I think you're losing sight of what the end goal is. You aren't selling your code, you are selling the outputs of your code. If you are building applications your customers cannot even see your code. Your customers don't care if your code is hacked together inefficient crap copy and pasted from google and stack overflow or if it's the most elegantly terse algorithm ever to cross a compiler. They just don't care, they just want their air travel booked, blog posted, image tagged, or whatever; all they care about is that they accomplished what your application promised to do.
Now if your code IS your output, i.e. the linux kermel, the Node.js runtime, the Rails framework, well then you would be right but that's not the discussion we are having.

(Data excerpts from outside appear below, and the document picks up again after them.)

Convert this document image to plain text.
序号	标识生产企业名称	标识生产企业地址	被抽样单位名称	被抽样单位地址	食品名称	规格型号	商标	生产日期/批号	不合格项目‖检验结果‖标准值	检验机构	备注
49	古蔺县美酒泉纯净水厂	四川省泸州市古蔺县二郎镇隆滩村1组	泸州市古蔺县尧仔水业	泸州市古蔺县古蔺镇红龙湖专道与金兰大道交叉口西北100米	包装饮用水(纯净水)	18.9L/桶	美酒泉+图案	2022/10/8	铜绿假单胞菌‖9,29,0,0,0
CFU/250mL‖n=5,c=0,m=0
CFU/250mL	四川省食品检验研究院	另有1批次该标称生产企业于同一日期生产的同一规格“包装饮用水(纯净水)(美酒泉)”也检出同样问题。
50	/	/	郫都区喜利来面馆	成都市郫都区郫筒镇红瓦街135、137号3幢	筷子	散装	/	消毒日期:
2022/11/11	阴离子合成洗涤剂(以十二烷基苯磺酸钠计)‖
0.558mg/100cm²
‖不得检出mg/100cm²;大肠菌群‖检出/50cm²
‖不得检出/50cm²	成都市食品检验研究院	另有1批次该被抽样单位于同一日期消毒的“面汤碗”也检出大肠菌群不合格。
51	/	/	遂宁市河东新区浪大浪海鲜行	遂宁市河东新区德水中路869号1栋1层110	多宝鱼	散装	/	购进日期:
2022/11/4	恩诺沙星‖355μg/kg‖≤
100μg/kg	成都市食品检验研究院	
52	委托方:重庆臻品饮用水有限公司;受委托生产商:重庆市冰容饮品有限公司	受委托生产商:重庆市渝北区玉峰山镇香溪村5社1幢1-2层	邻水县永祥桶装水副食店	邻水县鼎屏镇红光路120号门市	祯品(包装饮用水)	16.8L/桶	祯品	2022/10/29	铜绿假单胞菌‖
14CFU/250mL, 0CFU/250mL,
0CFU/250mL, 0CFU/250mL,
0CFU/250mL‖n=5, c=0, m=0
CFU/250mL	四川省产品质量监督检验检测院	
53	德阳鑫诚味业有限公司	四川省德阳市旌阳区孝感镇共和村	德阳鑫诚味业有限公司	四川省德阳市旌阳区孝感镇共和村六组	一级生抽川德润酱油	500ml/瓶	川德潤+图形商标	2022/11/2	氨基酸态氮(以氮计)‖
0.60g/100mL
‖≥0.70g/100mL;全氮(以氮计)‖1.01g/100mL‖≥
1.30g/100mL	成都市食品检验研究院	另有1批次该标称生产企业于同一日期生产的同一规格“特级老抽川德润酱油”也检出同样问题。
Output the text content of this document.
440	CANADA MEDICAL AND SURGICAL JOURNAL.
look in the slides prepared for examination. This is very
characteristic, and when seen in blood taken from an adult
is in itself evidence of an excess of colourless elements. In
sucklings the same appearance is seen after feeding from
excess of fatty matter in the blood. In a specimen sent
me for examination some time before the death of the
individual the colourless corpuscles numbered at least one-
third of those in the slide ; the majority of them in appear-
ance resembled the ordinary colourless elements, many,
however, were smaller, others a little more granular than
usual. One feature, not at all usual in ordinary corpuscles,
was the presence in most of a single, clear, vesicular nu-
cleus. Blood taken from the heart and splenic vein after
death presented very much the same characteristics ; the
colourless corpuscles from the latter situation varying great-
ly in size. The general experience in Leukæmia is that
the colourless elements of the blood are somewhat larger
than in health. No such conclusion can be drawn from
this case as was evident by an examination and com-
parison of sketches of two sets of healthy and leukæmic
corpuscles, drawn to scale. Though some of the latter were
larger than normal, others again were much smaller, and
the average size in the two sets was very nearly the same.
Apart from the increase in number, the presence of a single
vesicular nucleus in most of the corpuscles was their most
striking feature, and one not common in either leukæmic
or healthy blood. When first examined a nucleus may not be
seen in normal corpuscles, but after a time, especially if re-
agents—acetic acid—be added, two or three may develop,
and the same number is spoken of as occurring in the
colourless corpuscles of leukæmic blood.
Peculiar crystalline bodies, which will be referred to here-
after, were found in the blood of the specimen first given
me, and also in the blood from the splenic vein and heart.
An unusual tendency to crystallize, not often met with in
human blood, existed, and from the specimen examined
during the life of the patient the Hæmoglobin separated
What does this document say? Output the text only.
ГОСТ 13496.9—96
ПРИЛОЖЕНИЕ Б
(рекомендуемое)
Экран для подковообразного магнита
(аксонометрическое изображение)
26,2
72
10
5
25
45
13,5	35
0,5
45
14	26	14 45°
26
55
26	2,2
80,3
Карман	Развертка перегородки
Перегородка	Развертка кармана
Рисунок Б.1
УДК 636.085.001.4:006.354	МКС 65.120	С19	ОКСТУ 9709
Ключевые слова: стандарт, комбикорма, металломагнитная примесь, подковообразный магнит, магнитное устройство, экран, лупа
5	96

I'm not trying to split semantic hairs on what a "framework" is, but ultimately a framework is an abstraction. If the Rails framework (or .NET MVC or Django) is an abstraction that must be eschewed when getting your fundamentals down then why stop there? Do you ditch the OR/M and go back to working with array based DB result sets from an ODBC driver, and if you didn't code the ODBC driver yourself then that's another abstraction that must be recreated. This isn't mean to be a "reductio ad absurdum", I think it's they're legitimate questions if you can't make the distinction between your code being a means to an end instead of an end in itself.
EDIT: All that being said, I enjoy the shit out of learning new development methodologies, languages and frameworks and then writing great code, and that becomes it's own risk; rewrites and new frameworks or the getting the perfect DB schema make seemingly legitimate persuasive reasons for putting off accomplishing your goals. It's something I always have to keep in the back of my mind.